A Short Note on Use of Server Scripts to Access Functional Coupling Scores

A Short Note on Use of Server Scripts to Access Functional Coupling Scores

This short note will discuss the following command and what it accomplishes:


svr_all_features 83333.1 peg | svr_ids_to_figfams | svr_fc_figfams -MinSc 100 | svr_figfams_to_ids 83333.1 | svr_function_of > EC.data

It chains together 5 svr scripts, which I will now discuss.
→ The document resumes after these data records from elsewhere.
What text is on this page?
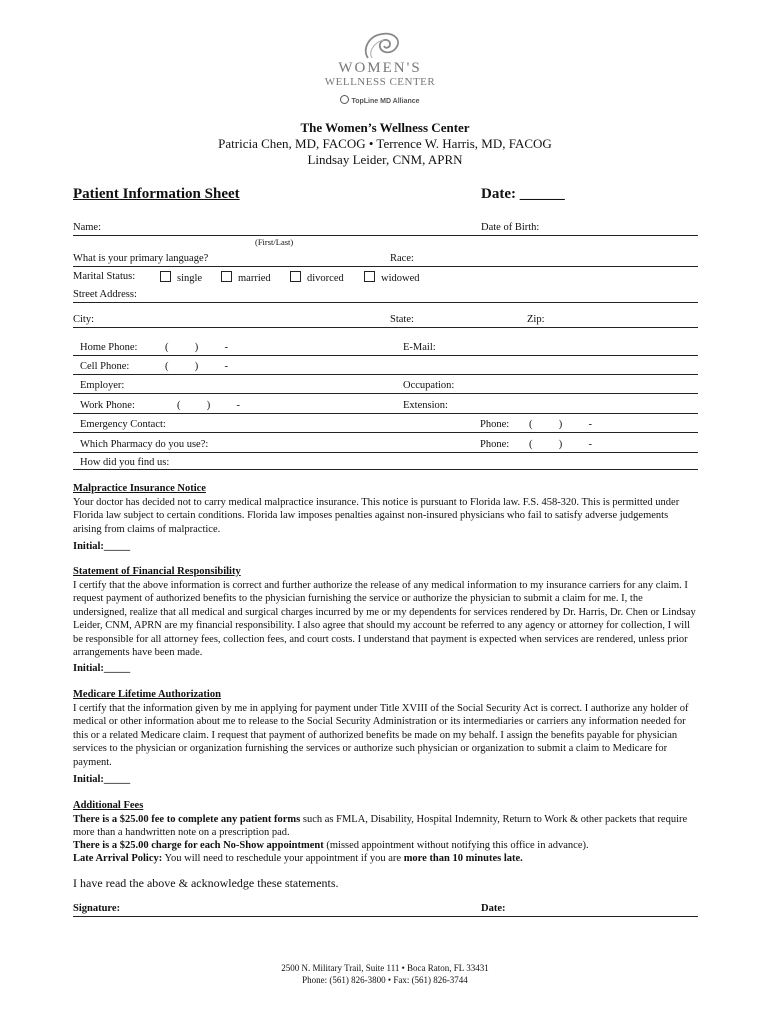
WOMEN'S
WELLNESS CENTER
TopLine MD Alliance
The Women’s Wellness Center
Patricia Chen, MD, FACOG • Terrence W. Harris, MD, FACOG
Lindsay Leider, CNM, APRN
Patient Information Sheet	Date: ______
Name:	Date of Birth:
(First/Last)
What is your primary language?	Race:
Marital Status:	single	married	divorced	widowed
Street Address:
City:	State:	Zip:
Home Phone:	(          )          -	E-Mail:
Cell Phone:	(          )          -
Employer:	Occupation:
Work Phone:	(          )          -	Extension:
Emergency Contact:	Phone: (          )          -
Which Pharmacy do you use?:	Phone: (          )          -
How did you find us:
Malpractice Insurance Notice
Your doctor has decided not to carry medical malpractice insurance. This notice is pursuant to Florida law. F.S. 458-320. This is permitted under Florida law subject to certain conditions. Florida law imposes penalties against non-insured physicians who fail to satisfy adverse judgements arising from claims of malpractice.
Initial:_____
Statement of Financial Responsibility
I certify that the above information is correct and further authorize the release of any medical information to my insurance carriers for any claim. I request payment of authorized benefits to the physician furnishing the service or authorize the physician to submit a claim for me. I, the undersigned, realize that all medical and surgical charges incurred by me or my dependents for services rendered by Dr. Harris, Dr. Chen or Lindsay Leider, CNM, APRN are my financial responsibility. I also agree that should my account be referred to any agency or attorney for collection, I will be responsible for all attorney fees, collection fees, and court costs. I understand that payment is expected when services are rendered, unless prior arrangements have been made.
Initial:_____
Medicare Lifetime Authorization
I certify that the information given by me in applying for payment under Title XVIII of the Social Security Act is correct. I authorize any holder of medical or other information about me to release to the Social Security Administration or its intermediaries or carriers any information needed for this or a related Medicare claim. I request that payment of authorized benefits be made on my behalf. I assign the benefits payable for physician services to the physician or organization furnishing the services or authorize such physician or organization to submit a claim to Medicare for payment.
Initial:_____
Additional Fees
There is a $25.00 fee to complete any patient forms such as FMLA, Disability, Hospital Indemnity, Return to Work & other packets that require more than a handwritten note on a prescription pad.
There is a $25.00 charge for each No-Show appointment (missed appointment without notifying this office in advance).
Late Arrival Policy: You will need to reschedule your appointment if you are more than 10 minutes late.
I have read the above & acknowledge these statements.
Signature:	Date:
2500 N. Military Trail, Suite 111 • Boca Raton, FL 33431
Phone: (561) 826-3800 • Fax: (561) 826-3744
   svr_all_features 83333.1 pegs

is used to generate a list of the features of type 'peg' that occur in the genome with ID 83333.1 (which is
Escherichia coli K12).  It produces output of the form

fig|83333.1.peg.1
fig|83333.1.peg.2
fig|83333.1.peg.3
fig|83333.1.peg.4
fig|83333.1.peg.5
fig|83333.1.peg.6
.
.
.

   svr_ids_to_figfams

takes an input file if which one column is PEG IDs (by default the last column).
It writes two files.  The file written to STDERR will be those lines of input in which the PEG was not included in any FIGfams.  All other lines are written to STDOUT, and they will be the input line with two fields appended: the family function of the FIGfam containing the PEG and the FIGfam ID.  Thus, the first few lines that are written to STDOUT would look like

fig|83333.1.peg.1       Thr operon leader peptide       FIG164298
fig|83333.1.peg.2       Aspartokinase (EC 2.7.2.4) / Homoserine dehydrogenase (EC 1.1.1.3)      FIG000885
fig|83333.1.peg.3       Homoserine kinase (EC 2.7.1.39) FIG000582
fig|83333.1.peg.4       Threonine synthase (EC 4.2.3.1) FIG000134
fig|83333.1.peg.5       hypothetical protein    FIG004675
fig|83333.1.peg.6       UPF0246 protein YaaA    FIG002158
.
.
.

The command
svr_fc_figfams -MinSc 100

takes an input stream in which one column (by default the last) contains a FIGfam ID. If the FIGfam does not show a tendency to co-occur (i.e., tends to occur within 5kb on  the chromosome) with another FIGfam, it produces no output.  However, if the FIGfam does tend to co-occur, a line will be written for every FIGfam that it tends to co-occur with. Two fields are added to the end of each output line: the number of OTUs in which the FIGfams co-occur and 
the FIGfam ID of the co-occurring FIGfam.  An OTU (for our purposes) is just a set of genomes  that are very close phylogenetic neighbors.  If you wish to get a list of the genomes that represent  distinct OTUs, just run

 svr_otus

If you wish to also see the set of genomes included in each OTU, use

         svr_otus | svr_members_of_otu

Anyway, the command 

svr_fc_figfams -MinSc 100

says "show me only FIGfams that occur close to the input FIGfam in at least 100 distinct OTUs". At this point in history (September, 2010), the SEED contains approximately 1000 distinct OTUs.


The command

svr_figfams_to_ids 83333.1 

takes an input stream (a tab-delimited table) that have a column containing FIGfam IDs (by default, the last column).  The command line arguments say "restrict output to members of these genomes (in this case to a single genome -- 83333.1)".  Foreach input line, a number of output lines will be written --
one for each PEG in the input FIGfam from the designated set of genomes).

Finally, I used

 svr_function_of

to tack on the functions of the PEGs listed in the last column.

I urger you to get used to thinking about this simple technique for extracting data. Used with the Unix tools of sort, cut, and grep they offer rich functionality.